Process and Reality

You know, I was thinking today about reality.

I was reading some Alfred Whitehead, the mentor to Bertrand Russell, and he had some interesting ideas about reality.

He posited that reality is a process, a continuum of events, which he called “occasions of experience”.

He shunned materialism because it treated entities as fixed or static abstractions, while Whitehead perceived reality as a flux of events [Heraclitus], not objects, and so the emphasis is on relations, not points, not matter.

I was thinking today of what this means exactly.

I was trying to conceive a continuum of events, a process of relations, in which there were no static points in time. I have a very difficult time doing this, of course. Because whenever I conceive relations, I conceive lines among points. Even an infinite line is hard to conceive without the notion of a point, because supposing infinite lines in every direction, there are infinite intersections, and therefore infinite points, although these points are infinitely changing.

I was thinking of these infinite lines in every direction, forming these infinite planes, constituting the volume of space, which is flowing through a volume of infinite time, events connected via an infinite tether of time.

It’s very hard to not conceive points.

It’s difficult to conceive a reality which is entirely process, entirely events, entirely a continually unfolding experience.

On the quantum level, particles do not exist as points, though we conceptualize them as such. Particles exist as events. [wave-particle duality/ wave collapse via observation]

This is a weird notion.

On the quantum level, matter does not exist, only energy, which can only be experienced as an event. [Schrodinger]
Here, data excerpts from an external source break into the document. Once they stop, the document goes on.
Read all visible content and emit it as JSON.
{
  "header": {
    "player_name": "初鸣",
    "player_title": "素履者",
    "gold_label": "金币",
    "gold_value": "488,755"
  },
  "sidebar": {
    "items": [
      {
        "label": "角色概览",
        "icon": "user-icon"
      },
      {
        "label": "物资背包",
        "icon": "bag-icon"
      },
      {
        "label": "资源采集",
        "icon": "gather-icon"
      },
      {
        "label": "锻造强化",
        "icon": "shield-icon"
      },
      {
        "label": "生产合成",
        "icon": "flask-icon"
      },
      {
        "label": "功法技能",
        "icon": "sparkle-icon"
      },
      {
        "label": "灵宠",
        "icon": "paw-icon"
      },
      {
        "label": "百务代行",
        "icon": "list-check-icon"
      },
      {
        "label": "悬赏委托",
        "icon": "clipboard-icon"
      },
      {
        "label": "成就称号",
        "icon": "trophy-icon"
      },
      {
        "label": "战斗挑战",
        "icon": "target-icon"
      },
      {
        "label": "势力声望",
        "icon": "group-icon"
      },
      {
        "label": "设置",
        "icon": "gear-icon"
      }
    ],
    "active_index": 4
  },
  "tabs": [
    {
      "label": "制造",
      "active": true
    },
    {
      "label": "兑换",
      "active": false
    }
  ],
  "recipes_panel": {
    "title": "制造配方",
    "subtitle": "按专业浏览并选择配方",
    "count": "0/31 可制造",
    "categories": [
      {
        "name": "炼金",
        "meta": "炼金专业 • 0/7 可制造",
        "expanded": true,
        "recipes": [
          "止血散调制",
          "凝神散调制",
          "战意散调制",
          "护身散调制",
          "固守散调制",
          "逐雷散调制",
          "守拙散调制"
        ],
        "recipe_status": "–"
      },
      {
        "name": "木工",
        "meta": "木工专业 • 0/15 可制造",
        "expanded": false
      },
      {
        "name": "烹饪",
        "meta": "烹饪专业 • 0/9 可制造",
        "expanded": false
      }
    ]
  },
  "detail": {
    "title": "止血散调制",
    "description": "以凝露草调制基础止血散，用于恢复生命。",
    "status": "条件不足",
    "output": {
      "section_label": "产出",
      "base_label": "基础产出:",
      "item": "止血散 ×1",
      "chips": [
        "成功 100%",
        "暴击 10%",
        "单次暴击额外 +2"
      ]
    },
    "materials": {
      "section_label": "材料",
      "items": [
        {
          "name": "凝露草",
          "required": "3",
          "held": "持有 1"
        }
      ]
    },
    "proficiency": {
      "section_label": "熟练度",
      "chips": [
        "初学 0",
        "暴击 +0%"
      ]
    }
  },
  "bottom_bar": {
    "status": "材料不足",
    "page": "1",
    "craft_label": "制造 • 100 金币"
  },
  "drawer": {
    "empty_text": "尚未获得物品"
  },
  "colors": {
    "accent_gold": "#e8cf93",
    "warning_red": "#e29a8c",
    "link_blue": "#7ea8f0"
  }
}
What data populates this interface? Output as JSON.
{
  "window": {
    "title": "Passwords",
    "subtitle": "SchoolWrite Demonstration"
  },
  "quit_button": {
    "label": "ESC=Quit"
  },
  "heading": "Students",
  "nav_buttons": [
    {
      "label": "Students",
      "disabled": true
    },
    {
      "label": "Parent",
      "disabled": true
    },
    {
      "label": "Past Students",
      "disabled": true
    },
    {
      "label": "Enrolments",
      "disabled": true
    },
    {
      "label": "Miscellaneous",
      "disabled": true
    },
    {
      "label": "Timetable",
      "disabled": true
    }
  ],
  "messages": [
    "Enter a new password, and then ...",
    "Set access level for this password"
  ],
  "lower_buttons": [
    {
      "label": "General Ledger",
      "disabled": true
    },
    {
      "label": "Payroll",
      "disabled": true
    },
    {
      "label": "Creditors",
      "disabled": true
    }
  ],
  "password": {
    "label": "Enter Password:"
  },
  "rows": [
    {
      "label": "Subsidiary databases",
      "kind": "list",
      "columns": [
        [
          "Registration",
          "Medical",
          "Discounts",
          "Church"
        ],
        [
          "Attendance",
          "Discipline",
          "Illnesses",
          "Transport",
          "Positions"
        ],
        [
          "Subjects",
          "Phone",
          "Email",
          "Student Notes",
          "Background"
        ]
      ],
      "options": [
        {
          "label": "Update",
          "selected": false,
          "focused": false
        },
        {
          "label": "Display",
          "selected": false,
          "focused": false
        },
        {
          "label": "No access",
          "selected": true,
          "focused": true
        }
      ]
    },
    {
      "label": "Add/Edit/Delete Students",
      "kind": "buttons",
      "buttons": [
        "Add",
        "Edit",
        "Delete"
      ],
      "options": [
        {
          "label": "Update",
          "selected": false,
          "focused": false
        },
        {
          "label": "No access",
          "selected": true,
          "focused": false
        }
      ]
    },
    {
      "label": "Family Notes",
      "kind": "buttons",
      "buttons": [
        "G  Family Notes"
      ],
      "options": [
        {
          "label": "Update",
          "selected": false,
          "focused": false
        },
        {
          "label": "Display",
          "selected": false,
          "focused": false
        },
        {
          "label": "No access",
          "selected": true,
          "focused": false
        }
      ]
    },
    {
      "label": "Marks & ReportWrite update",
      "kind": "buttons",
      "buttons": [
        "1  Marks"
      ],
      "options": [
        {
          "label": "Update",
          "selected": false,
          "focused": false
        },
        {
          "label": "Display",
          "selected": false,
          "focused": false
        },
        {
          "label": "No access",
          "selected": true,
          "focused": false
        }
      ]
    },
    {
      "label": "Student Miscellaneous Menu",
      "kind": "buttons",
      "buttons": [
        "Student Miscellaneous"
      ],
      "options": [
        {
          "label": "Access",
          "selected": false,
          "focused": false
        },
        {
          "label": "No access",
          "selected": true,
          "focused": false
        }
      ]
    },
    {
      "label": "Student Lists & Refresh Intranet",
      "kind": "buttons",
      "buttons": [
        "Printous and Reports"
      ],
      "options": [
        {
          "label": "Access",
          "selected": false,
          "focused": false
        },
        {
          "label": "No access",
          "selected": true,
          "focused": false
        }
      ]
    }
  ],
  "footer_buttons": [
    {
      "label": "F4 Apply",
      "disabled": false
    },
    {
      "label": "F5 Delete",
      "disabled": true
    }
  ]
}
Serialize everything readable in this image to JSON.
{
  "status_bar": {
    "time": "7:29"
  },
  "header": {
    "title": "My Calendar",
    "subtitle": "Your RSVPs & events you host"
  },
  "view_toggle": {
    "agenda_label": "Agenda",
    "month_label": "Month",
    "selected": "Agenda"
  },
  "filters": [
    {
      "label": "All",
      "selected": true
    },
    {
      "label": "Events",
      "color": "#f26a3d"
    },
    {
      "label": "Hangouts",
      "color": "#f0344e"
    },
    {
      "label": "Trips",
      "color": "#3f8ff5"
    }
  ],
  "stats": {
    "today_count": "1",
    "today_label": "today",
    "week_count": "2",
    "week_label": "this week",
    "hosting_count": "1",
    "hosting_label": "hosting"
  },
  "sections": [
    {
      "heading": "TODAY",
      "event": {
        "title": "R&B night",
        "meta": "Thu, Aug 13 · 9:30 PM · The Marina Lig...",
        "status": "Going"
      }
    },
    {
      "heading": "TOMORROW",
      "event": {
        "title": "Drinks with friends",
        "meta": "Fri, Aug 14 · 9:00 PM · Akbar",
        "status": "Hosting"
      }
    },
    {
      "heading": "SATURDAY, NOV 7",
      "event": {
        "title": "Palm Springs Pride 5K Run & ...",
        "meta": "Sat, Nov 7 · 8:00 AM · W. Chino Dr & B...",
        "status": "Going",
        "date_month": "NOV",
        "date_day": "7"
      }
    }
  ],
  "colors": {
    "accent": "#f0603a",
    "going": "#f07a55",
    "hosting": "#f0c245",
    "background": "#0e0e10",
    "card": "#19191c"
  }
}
Energy exists as a force, and only manifests as matter when it is concentrated, but even still, it exists as energy that is eventualizing as a process. So the whole of reality is continuum of events which are connected via relations, and entities are merely the sum of relations with other entities, with reality being the synthesis of all these relations.

In sum, every “thing” is a relation.

This becomes most evident on psychedelics, and perhaps deep meditation. Specifically with the loss of subjective perspective constituting ego loss, which inspires a kind of monism [Leibniz], when you suddenly realize all is one, and one is all. That nothing is extricable from anything else.

This whole “process as reality” position seems counter to this contemporary push for digital reality with cellular automata [Wolfram], conceiving reality as infinite monads, or digital points, which can be treated computationally.

Process as reality seems like the analog position.